Кабул – Нью-Йорк - страница 46



– Володя, ты отравился. Это кислая капуста виновата, – предположила Ута[15].

Логинов и рад был бы согласиться с этим объяснением, но история едва не повторилась в музее Людвига, куда Ута вывела Логинова в один из ближайших выходных – видеться они теперь стали реже, зато уж по воскресеньям немка старалась наполнять жизнь новоэмигранта познавательным и культурным смыслом, дабы он поскорее ощутил связь с новой средой. Но дикие пятна цветов Нольде, вытянутые силуэты Кирхнера, кубоватые уродцы Пикассо привели Володю в столь плачевное состояние, что его, как город перед стихийным бедствием, пришлось эвакуировать – в безлюдном лесу, лишенном памяток рук человеческих, он долго медитировал и разобрался, наконец, в причине. Не одичание в Ходжа-Бахуитдине и вовсе не «отложенная ностальгия», хорошо известная эмигрантам, стали виной его состоянию. Логинов пришел к тому, что он, так любивший раньше познавать архитектурные души незнакомых городов, вникать в их каменное и музейное нутро, выискивать за вязью стилей хребет цивилизации, теперь, после 11 сентября по самому новому стилю, стал страдать токсикозом на европейскую историю, сохраненную краской и камнем.

«Токсикоз на общество», – объяснил Логинов Уте. Та честно постаралась понять. Понять оказалось сложно. Ей казалось, что нормальной реакцией на 11 сентября может быть только токсикоз на варварство.

– При чем тут общество? – мягко втянулась она в дискуссию. – Володечка, при чем тут общество? Общество, цивилизация – они ведь сейчас в страдательном залоге. Варвары наступают на Рим. На твой Рим! А ты отказываешься от него? Возьми себя в руки. Ты ведь сильный, ты способен к рациональности.

Она из лучших побуждений стала называть его Володечкой, но это имя предательски выдало невозможность справиться немецкому языку с русским. Володьечка! Он только сильнее отчуждался.

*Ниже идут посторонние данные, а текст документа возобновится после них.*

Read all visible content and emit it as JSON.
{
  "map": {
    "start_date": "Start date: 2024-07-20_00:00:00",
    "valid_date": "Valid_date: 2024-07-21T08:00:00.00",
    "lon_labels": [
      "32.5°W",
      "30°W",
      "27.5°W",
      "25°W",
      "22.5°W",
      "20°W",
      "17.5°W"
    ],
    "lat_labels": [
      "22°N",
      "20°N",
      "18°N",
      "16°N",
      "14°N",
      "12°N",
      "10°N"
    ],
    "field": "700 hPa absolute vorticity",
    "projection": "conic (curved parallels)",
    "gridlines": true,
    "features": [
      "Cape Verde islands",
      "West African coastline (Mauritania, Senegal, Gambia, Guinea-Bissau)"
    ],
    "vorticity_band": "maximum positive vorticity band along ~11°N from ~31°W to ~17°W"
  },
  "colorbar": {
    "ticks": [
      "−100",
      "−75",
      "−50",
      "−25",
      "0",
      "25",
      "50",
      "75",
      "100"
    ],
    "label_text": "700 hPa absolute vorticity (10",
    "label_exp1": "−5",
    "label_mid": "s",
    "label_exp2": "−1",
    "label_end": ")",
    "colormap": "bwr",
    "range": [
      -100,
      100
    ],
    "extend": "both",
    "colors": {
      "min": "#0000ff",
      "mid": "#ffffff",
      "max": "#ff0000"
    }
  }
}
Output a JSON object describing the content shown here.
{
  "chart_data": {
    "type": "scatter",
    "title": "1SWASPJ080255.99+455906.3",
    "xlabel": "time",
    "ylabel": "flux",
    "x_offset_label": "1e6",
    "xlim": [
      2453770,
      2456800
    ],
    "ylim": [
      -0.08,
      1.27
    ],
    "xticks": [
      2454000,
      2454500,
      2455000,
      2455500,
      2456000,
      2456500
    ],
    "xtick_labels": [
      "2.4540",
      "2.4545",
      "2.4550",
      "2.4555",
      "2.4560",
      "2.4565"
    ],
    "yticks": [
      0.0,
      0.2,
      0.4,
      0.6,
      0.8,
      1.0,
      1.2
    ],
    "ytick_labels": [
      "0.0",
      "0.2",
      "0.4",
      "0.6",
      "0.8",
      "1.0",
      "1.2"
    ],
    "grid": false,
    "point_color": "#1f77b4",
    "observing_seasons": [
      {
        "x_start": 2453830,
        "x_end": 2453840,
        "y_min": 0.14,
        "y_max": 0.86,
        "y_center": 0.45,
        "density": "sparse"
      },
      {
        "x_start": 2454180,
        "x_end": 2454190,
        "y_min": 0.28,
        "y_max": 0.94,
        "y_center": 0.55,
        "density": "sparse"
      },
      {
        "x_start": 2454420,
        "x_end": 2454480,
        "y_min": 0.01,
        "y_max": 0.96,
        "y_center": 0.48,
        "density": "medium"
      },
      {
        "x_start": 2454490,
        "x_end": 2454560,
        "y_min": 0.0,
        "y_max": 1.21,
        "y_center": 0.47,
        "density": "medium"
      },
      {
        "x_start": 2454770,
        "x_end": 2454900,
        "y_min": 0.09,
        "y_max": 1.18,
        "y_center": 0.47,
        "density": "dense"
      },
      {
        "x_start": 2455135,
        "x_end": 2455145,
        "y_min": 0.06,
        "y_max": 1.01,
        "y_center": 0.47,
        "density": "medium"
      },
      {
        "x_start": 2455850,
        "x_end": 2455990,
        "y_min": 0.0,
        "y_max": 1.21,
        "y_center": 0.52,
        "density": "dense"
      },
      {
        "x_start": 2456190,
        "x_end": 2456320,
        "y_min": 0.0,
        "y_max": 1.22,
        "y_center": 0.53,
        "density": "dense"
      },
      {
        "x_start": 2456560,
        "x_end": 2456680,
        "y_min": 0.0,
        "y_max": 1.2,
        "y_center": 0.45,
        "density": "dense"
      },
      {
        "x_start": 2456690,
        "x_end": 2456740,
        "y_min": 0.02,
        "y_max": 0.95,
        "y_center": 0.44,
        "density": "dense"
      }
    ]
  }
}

Володя не мог ничего объяснить. Но справиться с «токсикозом» также не мог. А если быть честным, и не хотел. Потому что чувствовал: тот плод, что он носит в себе – особый плод. Не случайно он, приверженец рационального, допускает смешение причины и следствия, очевидного пострадавшего с очевидным виновником. Соблазн вспомнить, что он – русский, что до 11 сентября был Сталинград – этот эмигрантский служка, услужливо подбегающий, когда не принимает чужбина, как родного сына, навестил было и Логинова, но был с позором изгнан. Появление служки насторожило Владимира. Он решил, что должен взять за правило постоянно наблюдать за собой со стороны. Делал это с сухой усмешкой, эдакий бесстрашный хирург, сам себе вырезающий аппендиксы. Такой же усмешкой встречал он попытки Уты помочь ему стать европейцем. Он отмечал, как Гайст, спасая «старого Логинова», отдаляется от нынешнего мужчины, от забеременевшего 11 сентября «Логинова нового». Она считает себя и его непричастными к порождению этого события? Он представляет себе дело иначе. В «новом Логинове» вместо сочувствия то и дело пузырьками из глубины поднимается мстительная радость по отношению к Уте и к себе, точнее, к прошлому Логинову. Ута уже вышла на свое «плато», «прежний Логинов» стал высшей точкой ее подъема, ее альтруизма, еще не закрепленного привычкой, ее потребности в выходе из границы Германии в сферу «души», обещаемую некоей матушкой-Россией. Теперь Россия вывезена в ларце, и обязательно надо ее воспитать и приспособить! Под цивилизацию, под общество. Плевать, что новый век распирает цивилизацию по швам или она его – Ута становится госпожой Гайст, ее формы закрепит камень. Володьечка!